Three pinstriped London investors stand outside an electric car factory in the green fields of the Norwegian countryside, waiting their turns to test-drive a stylish two-seater called the Think City.

But first, Think CEO Jan-Olaf Willums takes the wheel. While the moneymen fiddle with their BlackBerrys, Willums, looking slightly rumpled like the academic he once was, turns the ignition, and the stub-nosed coupe silently rolls toward an open stretch of pavement. Suddenly he punches the pedal, and the car takes off like a shot, the AC motor instantaneously transferring power to the wheels. The only sound is the squealing of tires as Willums throws the little car into a tight turn and barrels back toward his startled guests.

“That looks fun,” Frode Aschim of Range Capital Partners says with a grin. Minutes later, he slides into the driver’s seat and speeds away…

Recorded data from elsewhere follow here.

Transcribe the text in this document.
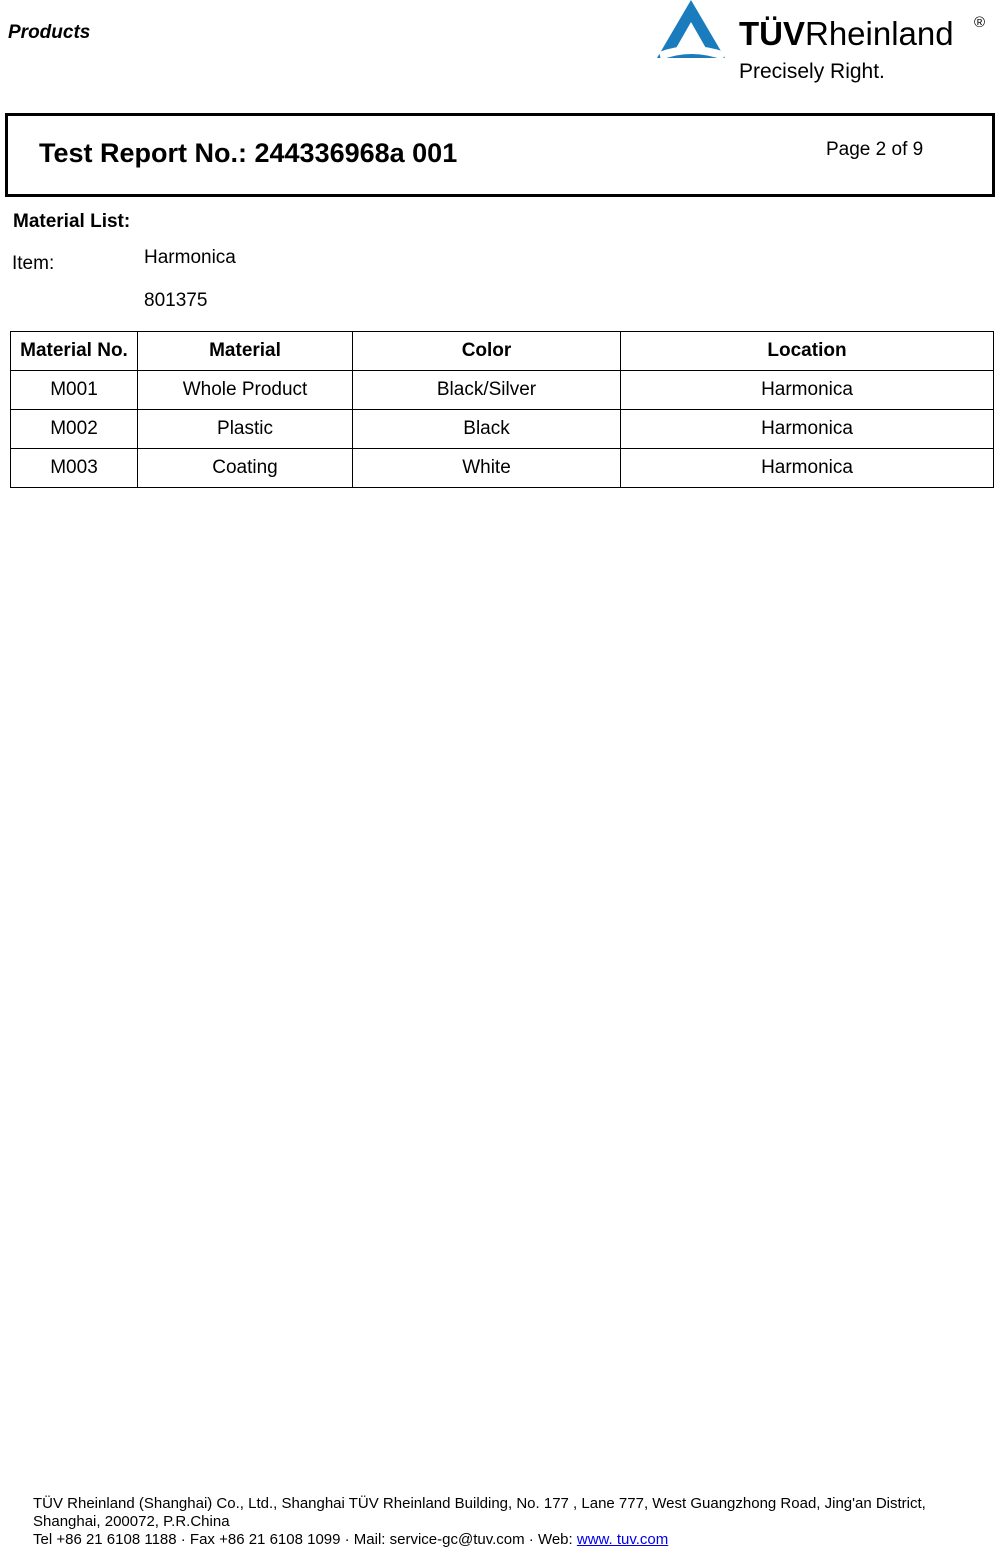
Products	TÜVRheinland ®
Precisely Right.
Test Report No.: 244336968a 001	Page 2 of 9
Material List:
Item:	Harmonica
801375
Material No.	Material	Color	Location
M001	Whole Product	Black/Silver	Harmonica
M002	Plastic	Black	Harmonica
M003	Coating	White	Harmonica
TÜV Rheinland (Shanghai) Co., Ltd., Shanghai TÜV Rheinland Building, No. 177 , Lane 777, West Guangzhong Road, Jing'an District,
Shanghai, 200072, P.R.China
Tel +86 21 6108 1188 · Fax +86 21 6108 1099 · Mail: service-gc@tuv.com · Web: www. tuv.com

Did someone kill the electric car? You wouldn’t know it on this bright May morning in Scandinavia, where the idea of a mass-produced battery-powered vehicle is being resurrected and actual cars are scheduled to begin rolling off the production line by year’s end…

Willums’s pitch is this: He’s not just selling an electric car; he’s upending a century-old automotive paradigm, aiming to change the way cars are made, sold, owned, and driven.

Very interesting article, wandering through several avenues of alternatives in transportation and manufacturing. TH!NK is an electric car project Ford sold off because their “analysts” concluded there would never be a market for such a critter. Worth the read, folks.

By the bye – the Th!nk City car should be manufactured in a California-based factory and sold in the U.S., next year.




  1. Thomas says:

    There are a few major obstacles to wide spread mass transit in LA

    1. Building underground is prohibitively expensive in most cases because of earthquakes.

    2. You cannot replace existing roads with mass transit lines because it creates traffic havoc. Thus, you generally have to build it next to or along side existing roads. In almost all cases, the land is incredibly expensive even using eminent domain.

    3. You have to build *a lot* of transit lines in order to hit a tipping point where it is useful. For example, dropping someone off in Pasadena might put them 10 miles from their destination.

    Then there are other issues like having enough runs that are sufficiently timely so that commuters do not have to wait more than 15 minutes for the next ride. I live in LA and I’d love to be able to take rail to work but it is simply not going to happen in my lifetime.